In DeLay’s Defense: Smearing the Prosecutor
Byron York tries to paint Mr. Earle as a prosecutor who abuses his business to shake down companies such as Sears:
A grand jury in Travis County, Texas, last September indicted eight corporations in connection with the DeLay investigation. All were charged with making illegal contributions (Texas law forbids corporate giving to political campaigns). Since then, however, Earle has agreed to dismiss charges against four of the companies – retail giant Sears, the restaurant chain Cracker Barrel, the Internet company Questerra, and the collection company Diversified Collection Services – after the companies pledged to contribute to a program designed to publicize Earle’s belief that corporate involvement in politics is harmful to American democracy … allies of DeLay, who has accused Earle of conducting a politically motivated investigation, called Earle’s actions “dollars for dismissals.”
But here is the account from Texans for Public Justice:
In its agreement with Earle, Sears promised to cooperate in the “prosecution and investigation of any other person for any offense related to the corporate contribution made by the defendant.” The company also agreed that it will not make any illegal political contributions in any state and that it will disclose corporate contributions on its Web site.
York is not alone in this slime and defend campaign as Media Matters notes. Also note this NRO editorial. As Mark Kleiman observed in “DeLay’s Injured Innocence”:
But so far I haven’t seen any of them, or DeLay himself, specify exactly what DeLay is supposed to be innocent of. The logical possibilities are:
1. DeLay is guilty as charged and the prosecutor can prove it beyond reasonable doubt.
2. The alleged transactions never took place.
(a) The corporations made no such contributions to TRMPAC; or
(b) TRMPAC never made the contribution to the Republican National State Elections Committee; or
(c) The RNSEC never made the corresponding contributions to the legislative candidates.
3. The transactions took place, but didn’t violate any law; Texas law allows otherwise illegal contributions to be laundered through Washington.

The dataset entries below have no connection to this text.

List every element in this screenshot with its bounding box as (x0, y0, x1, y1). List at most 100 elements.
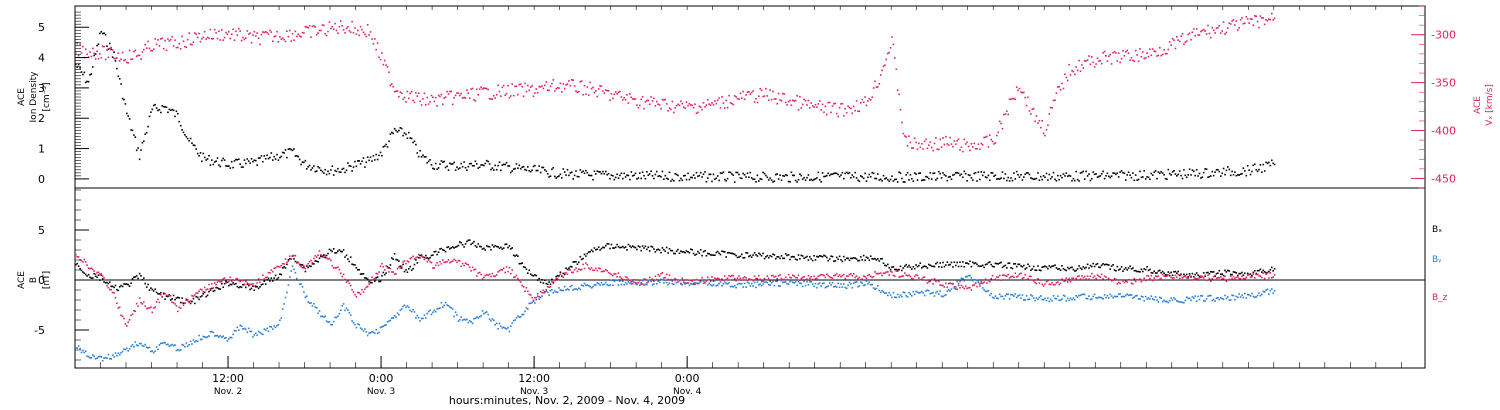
bx-series-point (627, 243, 630, 246)
density-series-point (1201, 176, 1204, 178)
by-series-point (223, 337, 226, 339)
bx-series-point (708, 253, 710, 255)
vx-series-point (1062, 87, 1065, 90)
bx-series-point (923, 265, 926, 267)
density-series-point (875, 177, 878, 180)
bx-series-point (300, 263, 302, 266)
bz-series-point (514, 276, 516, 278)
bx-series-point (665, 246, 668, 249)
density-series-point (707, 177, 709, 179)
density-series-point (327, 170, 329, 173)
by-series-point (935, 291, 937, 294)
bx-series-point (811, 259, 814, 262)
by-series-point (1108, 297, 1110, 299)
by-series-point (804, 284, 807, 287)
bz-series-point (86, 264, 88, 266)
density-series-point (818, 179, 821, 181)
density-series-point (828, 174, 831, 177)
bz-series-point (362, 291, 365, 293)
bx-series-point (381, 275, 383, 277)
by-series-point (911, 295, 913, 297)
bx-series-point (1116, 265, 1119, 268)
bx-series-point (1160, 271, 1162, 274)
bx-series-point (575, 260, 577, 263)
bz-series-point (750, 278, 753, 281)
density-series-point (576, 175, 579, 178)
bx-series-point (908, 264, 910, 267)
vx-series-point (1123, 55, 1126, 57)
vx-series-point (415, 92, 417, 94)
density-series-point (235, 158, 237, 161)
vx-series-point (695, 112, 698, 115)
bz-series-point (453, 258, 455, 261)
density-series-point (953, 173, 956, 176)
bz-series-point (484, 274, 487, 277)
bz-series-point (872, 275, 875, 278)
bx-series-point (555, 275, 557, 278)
density-series-point (481, 164, 484, 166)
density-series-point (938, 170, 940, 173)
density-series-point (1232, 173, 1235, 176)
bx-series-point (688, 251, 691, 254)
bx-series-point (556, 275, 559, 277)
density-series-point (760, 178, 763, 181)
density-series-point (1000, 177, 1002, 179)
bz-series-point (1263, 277, 1266, 280)
vx-series-point (389, 84, 392, 87)
bx-series-point (585, 255, 587, 257)
density-series-point (865, 180, 868, 182)
vx-series-point (966, 141, 968, 144)
by-series-point (121, 350, 124, 353)
by-series-point (834, 285, 837, 288)
bz-series-point (1211, 277, 1214, 280)
bz-series-point (298, 263, 301, 265)
bx-series-point (1066, 266, 1069, 269)
bx-series-point (461, 244, 464, 246)
by-series-point (701, 279, 703, 281)
bx-series-point (1034, 269, 1036, 271)
density-series-point (823, 175, 825, 178)
by-series-point (663, 282, 665, 284)
bx-series-point (565, 267, 567, 269)
density-series-point (974, 171, 977, 174)
vx-series-point (391, 83, 393, 85)
bx-series-point (362, 273, 365, 275)
by-series-point (1222, 298, 1225, 301)
vx-series-point (970, 143, 973, 145)
bx-series-point (485, 245, 488, 247)
by-series-point (984, 290, 987, 293)
bz-series-point (230, 280, 233, 282)
density-series-point (294, 155, 297, 157)
density-series-point (877, 173, 879, 175)
bx-series-point (661, 247, 664, 249)
vx-series-point (677, 103, 679, 106)
by-series-point (852, 282, 855, 285)
density-series-point (243, 159, 246, 161)
density-series-point (602, 170, 604, 173)
bx-series-point (833, 260, 835, 262)
bz-series-point (678, 279, 681, 281)
bx-series-point (935, 262, 937, 265)
density-series-point (847, 172, 849, 175)
bz-series-point (165, 294, 168, 297)
bz-series-point (476, 275, 478, 277)
vx-series-point (572, 79, 574, 81)
vx-series-point (741, 97, 743, 99)
bz-series-point (588, 267, 590, 269)
bz-series-point (833, 274, 835, 277)
bz-series-point (1032, 280, 1035, 282)
density-series-point (1034, 178, 1036, 180)
bz-series-point (979, 283, 981, 285)
bx-series-point (253, 289, 256, 291)
bx-series-point (182, 302, 185, 305)
by-series-point (1166, 300, 1168, 303)
density-series-point (964, 172, 967, 175)
by-series-point (117, 352, 120, 354)
by-series-point (252, 336, 254, 338)
vx-series-point (1072, 70, 1075, 73)
vx-series-point (801, 103, 804, 106)
density-series-point (981, 174, 984, 177)
by-series-point (735, 286, 737, 289)
by-series-point (1140, 295, 1143, 298)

4. The transactions took place, but were merely coincidental: it just happened that the companies gave to TRMPAC, TRMPAC gave to the RNSEC, and the RNSEC just happened to make precisely equivalent contributions to the legislative candidates.

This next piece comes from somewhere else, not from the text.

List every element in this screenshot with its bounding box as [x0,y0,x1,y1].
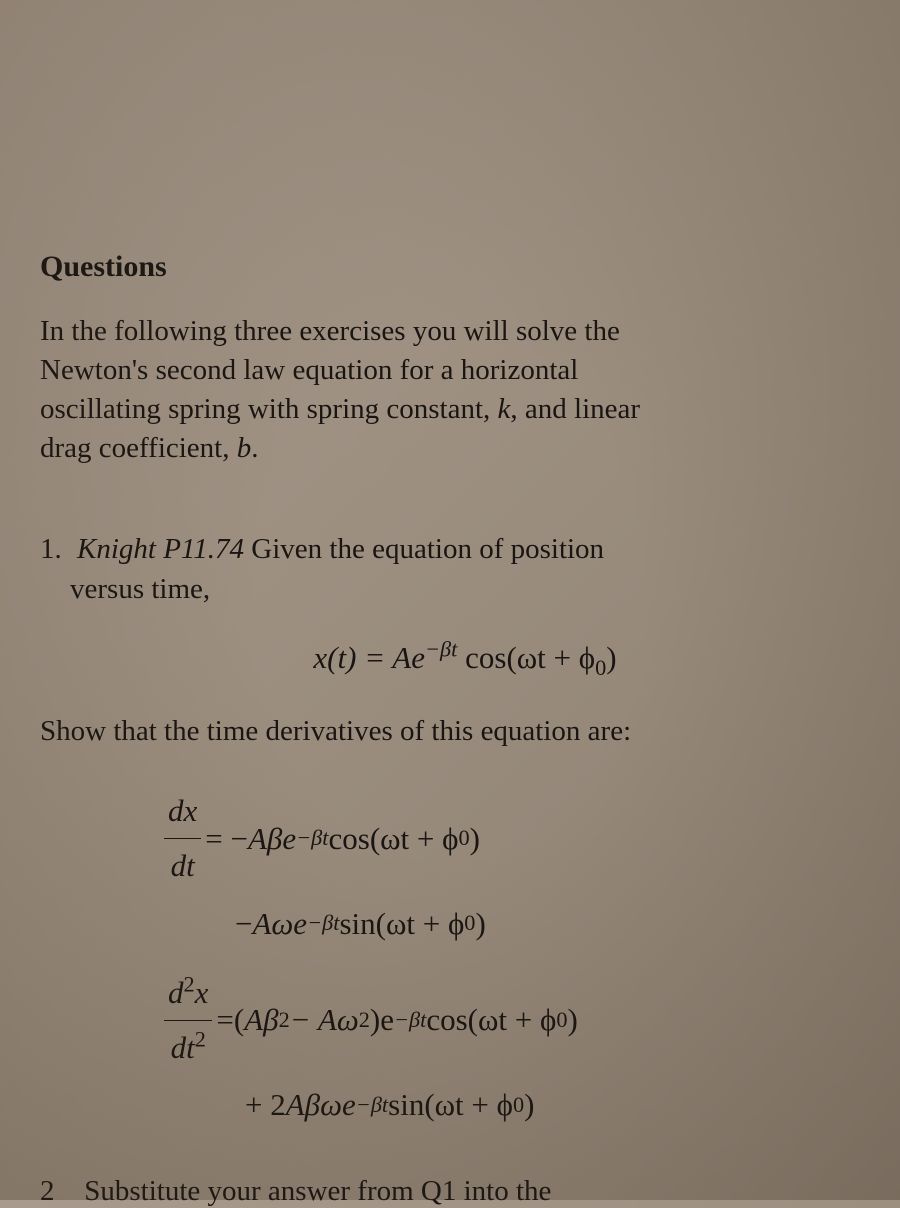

5. TRMPAC orchestrated a violation of the law, but DeLay had no knowledge of that fact.
6. TRMPAC orchestrated a violation of the law, and DeLay knew of the facts but not of their illegality, and therefore didn’t “conspire.”
7. It’s all true, but the prosecutor can’t prove one or more of the elements beyond reasonable doubt.
Mark pulls the rug out of possibilities two through four.
Update: Talkleft notes the GOP Texas mafia has smeared Mr. Earle before. Since Judith Miller is finally testifying, the slime and defend machine will soon turn on Mr. Fitzgerald.